One initiative in particular includes design and development of a distributed institutional repository to serve as a platform for investigation of data issues and development of applications to help solve data problems that arise in a variety of research domains. Purdue e-Scholar is the branded name for a distributed institutional repository (DIR) system at Purdue University that supports curation for management of and access to digital objects of e-research, including data and documents in various forms, formats and locations. The distributed framework interoperates with disparate information systems and repositories through an Open Archives Initiative (OAI) architecture, providing an institutional or regional context for collecting, tracking and disseminating e-research.
The mission of the Center is to investigate and resolve curation issues of facilitating access to, preservation of, and archiving for data and data sets in complex and distributed environments.
Involvement by colleges, departments and center is recognized through research collaborations and board participation by Colleges of Agriculture, Engineering and Science; Discovery Park’s Cyber Center; and ITaP. Specific departments with which the Libraries collaborates on research include Biology, Agronomy, Chemical Engineering, and Plant Sciences, as noted below. Recent unfunded collaborations have included those with departments of Food Sciences, Health Sciences, Electrical and Computer Engineering, and the Discovery Learning Center. In addition, we are about to pursue collaborations with the Colleges of Liberal Arts and Technology, the departments of Chemistry and Earth and Atmospheric Sciences, and the Birck Nanotechnology Center.
Director of the D2C2 reports to the Dean of Libraries and coordinates with board. Staff of the center includes a research systems administrator, two dat research scientists, who reports to director, as well as various collaborating Libraries faculty who will coordinate research projects with the director. Direction will be provided by an advisory board comprised of Randy Woodson (College of Agriculture), Leah Jamieson (College of Engineering), James L. Mullins (Libraries), Jeffrey Vitter (College of Science), Gerry McCartney (ITaP), Santae Kim (Depts. of Mechanical and Chemical Engineering), and Ahmed Elmagarmid (Discovery Park’s Cyber Center).
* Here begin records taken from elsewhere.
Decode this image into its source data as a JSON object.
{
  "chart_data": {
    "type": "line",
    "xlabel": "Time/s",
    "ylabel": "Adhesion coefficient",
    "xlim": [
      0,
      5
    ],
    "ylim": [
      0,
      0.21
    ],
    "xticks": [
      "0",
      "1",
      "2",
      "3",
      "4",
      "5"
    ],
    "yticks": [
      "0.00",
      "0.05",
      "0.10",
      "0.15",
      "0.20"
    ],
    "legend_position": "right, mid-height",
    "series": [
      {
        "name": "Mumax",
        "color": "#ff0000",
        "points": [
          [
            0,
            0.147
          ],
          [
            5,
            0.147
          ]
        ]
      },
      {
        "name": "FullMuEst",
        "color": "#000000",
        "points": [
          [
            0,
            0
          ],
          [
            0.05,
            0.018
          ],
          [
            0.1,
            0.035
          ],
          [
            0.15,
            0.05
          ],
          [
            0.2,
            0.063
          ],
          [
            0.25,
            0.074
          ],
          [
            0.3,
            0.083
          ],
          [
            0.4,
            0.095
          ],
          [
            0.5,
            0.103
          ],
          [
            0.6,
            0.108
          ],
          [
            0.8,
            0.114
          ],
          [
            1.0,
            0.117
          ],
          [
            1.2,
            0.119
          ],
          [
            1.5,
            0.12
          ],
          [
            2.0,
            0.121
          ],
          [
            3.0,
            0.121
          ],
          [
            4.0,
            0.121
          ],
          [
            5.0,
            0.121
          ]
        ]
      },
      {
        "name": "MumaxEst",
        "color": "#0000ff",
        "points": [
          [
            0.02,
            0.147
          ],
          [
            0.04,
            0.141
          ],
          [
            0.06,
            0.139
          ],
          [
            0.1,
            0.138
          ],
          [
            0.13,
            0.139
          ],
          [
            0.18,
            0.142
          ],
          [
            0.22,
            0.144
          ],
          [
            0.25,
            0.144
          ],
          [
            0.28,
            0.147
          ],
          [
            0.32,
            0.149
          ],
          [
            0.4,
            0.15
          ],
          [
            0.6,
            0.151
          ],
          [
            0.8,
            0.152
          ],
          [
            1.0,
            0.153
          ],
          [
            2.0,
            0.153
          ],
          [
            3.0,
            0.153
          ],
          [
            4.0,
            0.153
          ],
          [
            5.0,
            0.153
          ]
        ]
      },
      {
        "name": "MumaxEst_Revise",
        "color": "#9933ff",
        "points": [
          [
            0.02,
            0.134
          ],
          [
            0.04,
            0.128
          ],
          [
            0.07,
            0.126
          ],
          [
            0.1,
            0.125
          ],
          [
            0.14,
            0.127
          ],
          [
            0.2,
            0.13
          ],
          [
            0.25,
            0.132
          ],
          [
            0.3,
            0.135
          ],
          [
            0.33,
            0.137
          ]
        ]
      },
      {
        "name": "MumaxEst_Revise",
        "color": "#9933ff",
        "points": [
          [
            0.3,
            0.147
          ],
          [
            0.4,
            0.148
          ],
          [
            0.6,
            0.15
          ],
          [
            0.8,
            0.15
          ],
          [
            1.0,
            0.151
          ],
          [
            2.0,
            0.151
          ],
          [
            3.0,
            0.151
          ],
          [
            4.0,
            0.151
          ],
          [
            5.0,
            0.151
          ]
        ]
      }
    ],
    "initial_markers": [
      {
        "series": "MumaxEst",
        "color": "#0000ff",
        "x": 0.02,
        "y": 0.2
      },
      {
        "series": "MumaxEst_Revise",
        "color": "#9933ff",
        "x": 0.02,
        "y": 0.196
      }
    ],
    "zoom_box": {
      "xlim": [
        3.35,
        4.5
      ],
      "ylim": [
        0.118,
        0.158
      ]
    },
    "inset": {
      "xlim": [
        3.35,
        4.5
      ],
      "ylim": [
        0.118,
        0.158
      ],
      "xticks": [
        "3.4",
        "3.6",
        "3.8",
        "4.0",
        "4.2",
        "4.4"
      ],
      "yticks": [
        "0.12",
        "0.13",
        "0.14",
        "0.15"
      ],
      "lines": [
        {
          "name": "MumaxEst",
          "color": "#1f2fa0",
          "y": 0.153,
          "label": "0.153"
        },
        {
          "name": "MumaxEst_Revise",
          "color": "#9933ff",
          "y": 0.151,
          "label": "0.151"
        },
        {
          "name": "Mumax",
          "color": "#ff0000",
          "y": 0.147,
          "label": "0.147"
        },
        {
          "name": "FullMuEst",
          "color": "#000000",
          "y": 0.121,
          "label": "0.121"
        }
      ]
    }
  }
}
Initial funding will be provided through release time and cost share by the Libraries for an initial period up to one year for director, systems
administrator, clerical/administrative support, and two research scientists. Purdue University Libraries seek to position the D2C2 to be a leader in data
curation as recognized by the NSF and the Association of Research Libraries. In addition to funding collaborations noted above, the center will be
competitive to lead and participate on grants from NIH, NSF and related federal funding, IMLS and NARA and related libraries/archive based funding, as well
as foundation funding. The baseline for outcomes will be funded proposals submitted and awarded, but the hallmark for success will be how the Center’s
research benefits curation and archiving of data at Purdue University, and makes contributions in the area regionally and nationally.